Dans certaines situations, il semble que la pratique temporaire de l’alternance des domiciles a contribué à aplanir le conflit, selon la capacité des parents à évoluer et leur volonté à faire évoluer les choses en fonction du bien de l’enfant. Un travail psychique doit être réalisé pour que l’autre parent soit envisagé uniquement comme l’autre parent, dont le maintien du lien à son enfant constitue un enjeu pour l’équilibre et le bien-être de celui-ci. Beaucoup de parents ont besoin d’une intervention extérieure pour réaliser ce travail et font appel aux services des médiateurs familiaux.

La grande difficulté des études à déterminer le bien ou mal-fondé de la résidence alternée tient au fait que l’on ne peut pas isoler la variable résidence alternée du reste de la situation prise en compte. Un autre obstacle est l’impossibilité à définir de manière objective la notion de l’intérêt de l’enfant. Il est important de replacer le débat dans un contexte général de mutations sociales concernant la famille et les relations privées pour rappeler que la garde partagée est un instrument, parmi d’autres, de lutte pour l’égalisation de la place des hommes et des femmes dans la société contemporaine, qui se veut démocratique.

En conclusion, si l’on admet que le principe de coparentalité participe du bien-être de l’enfant et de son intérêt, alors les pratiques qui permettent d’exercer cette coparentalité, comme la résidence alternée, ou la diversification des possibilités de contact de l’enfant avec le parent chez qui il ne vit pas, est un point de vue à défendre, d’autant plus que dans la majorité des cas, l’intérêt de l’enfant et celui des parents ne sont pas à dissocier.

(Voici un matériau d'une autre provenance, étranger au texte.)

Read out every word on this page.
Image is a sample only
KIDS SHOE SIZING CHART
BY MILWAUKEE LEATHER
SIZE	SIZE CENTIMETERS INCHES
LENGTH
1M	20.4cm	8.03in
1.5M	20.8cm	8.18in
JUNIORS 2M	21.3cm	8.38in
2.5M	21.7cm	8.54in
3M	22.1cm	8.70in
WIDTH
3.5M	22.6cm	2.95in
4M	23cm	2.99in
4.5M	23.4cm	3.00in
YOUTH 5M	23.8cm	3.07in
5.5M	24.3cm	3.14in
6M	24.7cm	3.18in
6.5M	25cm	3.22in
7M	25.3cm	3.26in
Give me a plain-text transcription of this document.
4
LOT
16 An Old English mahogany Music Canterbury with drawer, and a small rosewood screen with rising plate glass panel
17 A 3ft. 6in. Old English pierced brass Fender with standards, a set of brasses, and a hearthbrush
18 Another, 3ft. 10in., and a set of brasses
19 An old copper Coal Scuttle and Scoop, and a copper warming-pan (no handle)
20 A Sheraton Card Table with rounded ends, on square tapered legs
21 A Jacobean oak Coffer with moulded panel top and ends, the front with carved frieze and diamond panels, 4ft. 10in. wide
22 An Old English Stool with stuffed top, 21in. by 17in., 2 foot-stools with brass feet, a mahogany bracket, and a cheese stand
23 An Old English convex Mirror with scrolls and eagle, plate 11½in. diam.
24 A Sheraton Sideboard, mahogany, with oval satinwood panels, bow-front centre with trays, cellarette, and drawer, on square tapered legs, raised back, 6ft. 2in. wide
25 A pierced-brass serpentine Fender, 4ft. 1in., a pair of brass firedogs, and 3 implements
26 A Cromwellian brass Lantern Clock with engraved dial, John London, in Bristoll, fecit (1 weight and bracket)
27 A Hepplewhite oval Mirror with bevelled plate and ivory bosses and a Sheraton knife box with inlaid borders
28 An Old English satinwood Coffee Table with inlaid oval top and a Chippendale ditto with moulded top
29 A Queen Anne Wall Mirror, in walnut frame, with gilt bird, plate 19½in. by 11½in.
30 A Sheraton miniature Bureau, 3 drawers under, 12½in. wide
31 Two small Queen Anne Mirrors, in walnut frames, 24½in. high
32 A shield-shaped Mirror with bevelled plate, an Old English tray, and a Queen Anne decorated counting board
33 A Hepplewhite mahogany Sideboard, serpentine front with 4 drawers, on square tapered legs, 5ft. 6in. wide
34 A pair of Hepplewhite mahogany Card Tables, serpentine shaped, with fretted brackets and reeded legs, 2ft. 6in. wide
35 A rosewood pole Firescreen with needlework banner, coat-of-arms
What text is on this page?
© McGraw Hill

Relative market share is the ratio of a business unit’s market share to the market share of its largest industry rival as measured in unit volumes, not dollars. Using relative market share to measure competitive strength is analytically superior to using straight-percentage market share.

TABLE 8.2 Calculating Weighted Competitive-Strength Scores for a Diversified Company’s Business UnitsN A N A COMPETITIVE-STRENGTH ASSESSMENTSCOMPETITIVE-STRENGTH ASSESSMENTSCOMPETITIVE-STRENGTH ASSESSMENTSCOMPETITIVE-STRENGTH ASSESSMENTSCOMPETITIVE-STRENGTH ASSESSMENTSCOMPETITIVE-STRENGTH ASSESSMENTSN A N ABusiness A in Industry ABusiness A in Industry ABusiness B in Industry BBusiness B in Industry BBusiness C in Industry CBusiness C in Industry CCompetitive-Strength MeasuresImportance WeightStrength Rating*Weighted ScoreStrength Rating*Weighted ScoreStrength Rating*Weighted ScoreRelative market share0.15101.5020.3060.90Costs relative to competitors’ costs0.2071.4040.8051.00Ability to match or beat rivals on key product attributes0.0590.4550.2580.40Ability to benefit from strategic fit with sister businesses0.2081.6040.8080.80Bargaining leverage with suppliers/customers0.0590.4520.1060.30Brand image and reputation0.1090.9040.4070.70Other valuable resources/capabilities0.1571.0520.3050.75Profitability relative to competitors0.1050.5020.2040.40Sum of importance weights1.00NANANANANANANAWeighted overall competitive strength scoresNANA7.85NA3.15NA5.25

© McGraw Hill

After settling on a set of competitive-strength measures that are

Il est que, pour les parents, arriver à cette position partagée, nécessite parfois tout un travail préalable d’élaboration.

(1)Neyrand, G., Poussin, G., Wilpert, M.-D. (2015). Père, mère après séparation : Résidence alternée et coparentalité. Eres.
(2)Neyrand, G. (2019). La mère n’est pas tout ! Reconfiguration des rôles et perspectives de cosocialisation. Erès.
Neyrand, G. (2018). L’amour individualiste. Comment le couple peut-il survivre ? Erès.
Neyrand, G., Coum, D., Wilpert, M.-D. (2018) Malaise dans le soutien à la parentalité. Pour une éthique d’intervention. Erès.
(3)Pour information, l’autorité parentale conjointe est la règle en Suisse depuis 2014.
(4)Voir l’enquête suisse réalisée par Michelle Cottier, Eric Widmer, Sandrine Tornare et Myriam Girardin M. (2018). La garde alternée. Une étude interdisciplinaire sur ses conditions-cadre. FamPra.ch, 2, 297-332.